CAR T-Cell Therapy Yields Swift QoL Boost in Childhood ALL

Chimeric antigen receptor (CAR) T-cell therapy led to quick gains in quality of life (QoL) for children and young adults with relapsed or refractory acute leukemia, a patient-reported outcomes analysis from the ELIANA trial indicated.

Among this group of acute lymphoblastic leukemia (ALL) patients treated with tisagenlecleucel (Kymriah), higher scores on two validated QoL questionnaires were seen as early as day 28 across most domains, which reached clinically meaningful numbers by month 3, Theodore Laetsch, MD, of University of Texas Southwestern Medical Center in Dallas, and colleagues reported.

"Rapid improvements in broad aspects of patient-reported quality of life occurred after one-time treatment with tisagenlecleucel," the authors wrote in the Lancet Oncology. "Some delay in quality-of-life improvement was noted in patients who had severe cytokine release syndrome or neurotoxicity, but meaningful improvements in quality of life were still evident in these groups of patients by months 3-6."
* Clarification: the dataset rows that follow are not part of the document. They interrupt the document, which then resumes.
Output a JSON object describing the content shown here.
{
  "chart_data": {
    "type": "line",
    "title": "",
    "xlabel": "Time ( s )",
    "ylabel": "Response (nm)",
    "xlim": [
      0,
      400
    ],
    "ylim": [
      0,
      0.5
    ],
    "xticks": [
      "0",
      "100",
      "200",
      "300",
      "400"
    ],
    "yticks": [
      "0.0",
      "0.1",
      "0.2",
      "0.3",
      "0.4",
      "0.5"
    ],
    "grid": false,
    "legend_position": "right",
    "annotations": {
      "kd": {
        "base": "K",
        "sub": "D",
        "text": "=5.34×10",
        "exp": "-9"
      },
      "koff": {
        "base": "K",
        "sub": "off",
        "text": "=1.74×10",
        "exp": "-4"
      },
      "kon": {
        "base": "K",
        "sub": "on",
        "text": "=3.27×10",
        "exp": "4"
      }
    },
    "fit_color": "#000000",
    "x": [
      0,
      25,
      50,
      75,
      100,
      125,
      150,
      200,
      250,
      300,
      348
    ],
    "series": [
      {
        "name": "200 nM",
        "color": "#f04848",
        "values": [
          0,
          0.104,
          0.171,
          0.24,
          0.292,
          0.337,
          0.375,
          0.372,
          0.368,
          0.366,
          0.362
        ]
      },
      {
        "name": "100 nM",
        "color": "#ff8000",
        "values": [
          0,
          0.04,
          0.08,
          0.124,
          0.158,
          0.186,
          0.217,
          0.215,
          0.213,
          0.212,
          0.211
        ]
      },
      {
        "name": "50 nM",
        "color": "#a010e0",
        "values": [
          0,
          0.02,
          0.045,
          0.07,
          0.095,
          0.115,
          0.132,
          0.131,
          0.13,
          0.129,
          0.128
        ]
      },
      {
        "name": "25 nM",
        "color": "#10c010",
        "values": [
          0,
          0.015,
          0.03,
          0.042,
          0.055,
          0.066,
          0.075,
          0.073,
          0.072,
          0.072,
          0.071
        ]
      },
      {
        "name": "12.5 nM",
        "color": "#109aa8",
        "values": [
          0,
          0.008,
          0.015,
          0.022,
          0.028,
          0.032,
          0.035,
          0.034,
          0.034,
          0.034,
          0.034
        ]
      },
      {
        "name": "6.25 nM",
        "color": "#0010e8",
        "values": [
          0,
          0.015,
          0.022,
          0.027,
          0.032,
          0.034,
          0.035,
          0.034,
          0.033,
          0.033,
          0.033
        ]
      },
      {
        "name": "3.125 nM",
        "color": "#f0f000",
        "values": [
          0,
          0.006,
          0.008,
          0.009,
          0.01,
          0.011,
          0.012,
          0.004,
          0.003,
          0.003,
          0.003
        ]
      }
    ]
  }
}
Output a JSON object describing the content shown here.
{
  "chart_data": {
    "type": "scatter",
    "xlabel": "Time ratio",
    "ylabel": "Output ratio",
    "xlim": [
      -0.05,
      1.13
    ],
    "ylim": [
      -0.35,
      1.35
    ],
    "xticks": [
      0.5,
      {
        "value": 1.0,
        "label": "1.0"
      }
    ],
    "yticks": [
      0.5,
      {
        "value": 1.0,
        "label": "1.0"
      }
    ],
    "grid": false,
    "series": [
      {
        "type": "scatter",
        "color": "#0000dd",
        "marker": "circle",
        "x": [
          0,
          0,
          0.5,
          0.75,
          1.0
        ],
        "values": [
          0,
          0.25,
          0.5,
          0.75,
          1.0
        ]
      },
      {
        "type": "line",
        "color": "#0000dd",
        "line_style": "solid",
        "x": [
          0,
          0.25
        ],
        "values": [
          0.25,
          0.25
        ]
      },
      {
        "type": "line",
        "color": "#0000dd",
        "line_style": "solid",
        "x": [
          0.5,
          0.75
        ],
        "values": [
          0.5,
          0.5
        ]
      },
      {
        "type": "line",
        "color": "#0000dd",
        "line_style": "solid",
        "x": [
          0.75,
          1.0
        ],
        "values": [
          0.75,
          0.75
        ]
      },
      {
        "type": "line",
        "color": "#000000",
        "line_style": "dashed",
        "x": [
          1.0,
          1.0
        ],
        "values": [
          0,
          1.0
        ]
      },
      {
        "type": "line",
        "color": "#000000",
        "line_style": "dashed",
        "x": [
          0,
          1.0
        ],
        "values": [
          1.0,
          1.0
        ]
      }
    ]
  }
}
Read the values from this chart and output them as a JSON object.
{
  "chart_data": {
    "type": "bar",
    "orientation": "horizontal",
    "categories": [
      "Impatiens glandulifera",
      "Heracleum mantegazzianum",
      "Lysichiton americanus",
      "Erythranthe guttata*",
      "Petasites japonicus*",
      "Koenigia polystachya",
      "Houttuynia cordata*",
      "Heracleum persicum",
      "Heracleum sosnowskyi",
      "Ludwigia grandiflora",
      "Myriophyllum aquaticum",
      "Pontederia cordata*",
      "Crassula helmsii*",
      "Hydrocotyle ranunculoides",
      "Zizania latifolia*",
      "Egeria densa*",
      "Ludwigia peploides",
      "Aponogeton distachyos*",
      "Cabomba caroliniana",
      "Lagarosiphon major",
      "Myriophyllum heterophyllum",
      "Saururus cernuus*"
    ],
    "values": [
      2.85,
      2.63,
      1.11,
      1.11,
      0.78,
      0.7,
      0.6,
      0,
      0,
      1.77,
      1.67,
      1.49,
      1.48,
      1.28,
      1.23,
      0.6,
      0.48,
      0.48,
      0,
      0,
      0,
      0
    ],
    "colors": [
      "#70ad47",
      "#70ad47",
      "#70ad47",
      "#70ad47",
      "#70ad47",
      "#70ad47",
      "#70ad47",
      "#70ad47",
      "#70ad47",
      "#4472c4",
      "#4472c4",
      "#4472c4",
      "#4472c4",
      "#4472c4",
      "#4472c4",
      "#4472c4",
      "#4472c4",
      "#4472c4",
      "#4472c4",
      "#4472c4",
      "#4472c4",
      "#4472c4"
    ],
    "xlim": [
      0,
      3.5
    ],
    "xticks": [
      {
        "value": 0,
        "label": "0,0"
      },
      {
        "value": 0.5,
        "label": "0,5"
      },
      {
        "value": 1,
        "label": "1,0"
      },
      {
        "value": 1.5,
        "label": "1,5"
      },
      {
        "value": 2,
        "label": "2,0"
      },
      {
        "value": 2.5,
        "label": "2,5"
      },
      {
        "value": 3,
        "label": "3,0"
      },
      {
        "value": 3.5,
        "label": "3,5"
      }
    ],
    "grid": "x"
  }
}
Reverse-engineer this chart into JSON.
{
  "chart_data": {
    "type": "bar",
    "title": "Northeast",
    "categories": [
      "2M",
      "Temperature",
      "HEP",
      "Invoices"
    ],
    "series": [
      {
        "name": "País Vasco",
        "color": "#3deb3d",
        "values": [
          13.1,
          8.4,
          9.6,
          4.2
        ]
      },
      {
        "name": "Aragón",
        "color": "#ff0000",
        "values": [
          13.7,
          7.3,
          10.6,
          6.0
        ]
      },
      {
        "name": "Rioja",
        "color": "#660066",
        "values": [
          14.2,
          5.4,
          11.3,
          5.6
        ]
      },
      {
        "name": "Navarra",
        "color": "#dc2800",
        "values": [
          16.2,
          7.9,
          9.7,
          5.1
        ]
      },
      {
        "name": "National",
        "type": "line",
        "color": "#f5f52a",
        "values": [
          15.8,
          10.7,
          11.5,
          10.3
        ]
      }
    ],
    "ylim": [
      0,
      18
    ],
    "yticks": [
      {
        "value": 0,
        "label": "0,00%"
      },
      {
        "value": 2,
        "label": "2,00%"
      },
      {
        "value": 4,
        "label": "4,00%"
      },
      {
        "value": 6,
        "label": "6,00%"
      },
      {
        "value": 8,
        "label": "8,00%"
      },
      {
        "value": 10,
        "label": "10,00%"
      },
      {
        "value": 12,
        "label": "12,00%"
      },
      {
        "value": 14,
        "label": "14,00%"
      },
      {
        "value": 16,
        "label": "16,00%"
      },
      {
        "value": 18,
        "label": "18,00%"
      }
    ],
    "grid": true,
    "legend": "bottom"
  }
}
For their study, Laetsch's group examined patient-reported QoL in 58 ALL patients ages 8 to 23 with relapsed or refractory disease who underwent treatment with tisagenlecleucel in the ELIANA trial, the international multicenter phase II study that led to the FDA's 2017 approval of the CAR T-cell product. Recently reported long-term data from the trial has demonstrated durable responses in these patients.

QoL was evaluated at baseline, and at multiple time points through 1 year, using the Pediatric Quality of Life Inventory (PedsQL) and European Quality of Life-5 Dimensions visual analogue scale (EQ-5D VAS) questionnaires. PedsQL tracks individual scores for emotional, school, social, and physical functioning, and also has a psychosocial health summary score. EQ-5D VAS measures overall health status. In both 100-point scales, higher scores indicate better QoL.

At baseline, over 80% of tisagenlecleucel-treated patients completed the two questionnaires, and mean patient scores were suppressed for all domains compared with healthy children (58.0 vs 83.0 for the PedsQL total score; 66.8 vs 86.2 on EQ-5D).

"Between months 3 and 12, improvements from baseline in patient-reported quality of life were observed for all measures, which increased over time," Laetsch and co-authors wrote. "Generally, these improvements from baseline were smallest for social functioning and greatest for physical functioning."

By month 3, the total score on the PedsQL improved by 13.3 points, with the largest gains seen with emotional functioning (7.3 points) and the lowest with physical functioning (0.2 points). By 1 year, only half of the group reached normal ranges for physical functioning.

Mean improvements from baseline on the EQ-5D VAS were 16.8 at the 3-month time point, 17.4 at 6 months, 18.8 at 9 months, and 24.7 at 1 year.

A post-hoc analysis found smaller day-28 improvements for patients who experienced severe cytokine release syndrome, versus those who didn't, on both questionnaires (0.3 vs 7.1 for the PedsQL total score; 3.3 vs 12.2 on EQ-5D VAS). But improvements for both groups became similar by months 3 and 6 and these gains were sustained by month 12, the authors noted. A similar pattern played out for patients who experienced severe neurotoxicity.

"This finding is important because in the original trial, cytokine release syndrome and neurological events were major safety concerns, with cytokine release syndrome occurring in 77% of patients and neurotoxicity occurring in 40%," wrote Fabio Efficace, PhD, and Marco Vignetti, MD, both of the Italian Group for Adult Hematologic Diseases in Rome, in an accompanying editorial.

But they noted that the questionnaires used for this analysis do not contain measures of cancer symptoms, instead focusing on overall health and psychosocial domains.

"Given the specific toxicity profile of CAR T-cell therapies, evaluation of (patient-reported) symptomatic adverse events is recommended," Efficace and Vignetti wrote. "It will also be important to investigate long-term quality-of-life outcomes (i.e., beyond the 12-month period of observation) in this younger acute lymphoblastic leukemia population, by including an evaluation of symptoms and cognitive aspects, and possibly to compare findings with long-term quality-of-life data of patients treated with traditional therapies for acute lymphoblastic leukemia."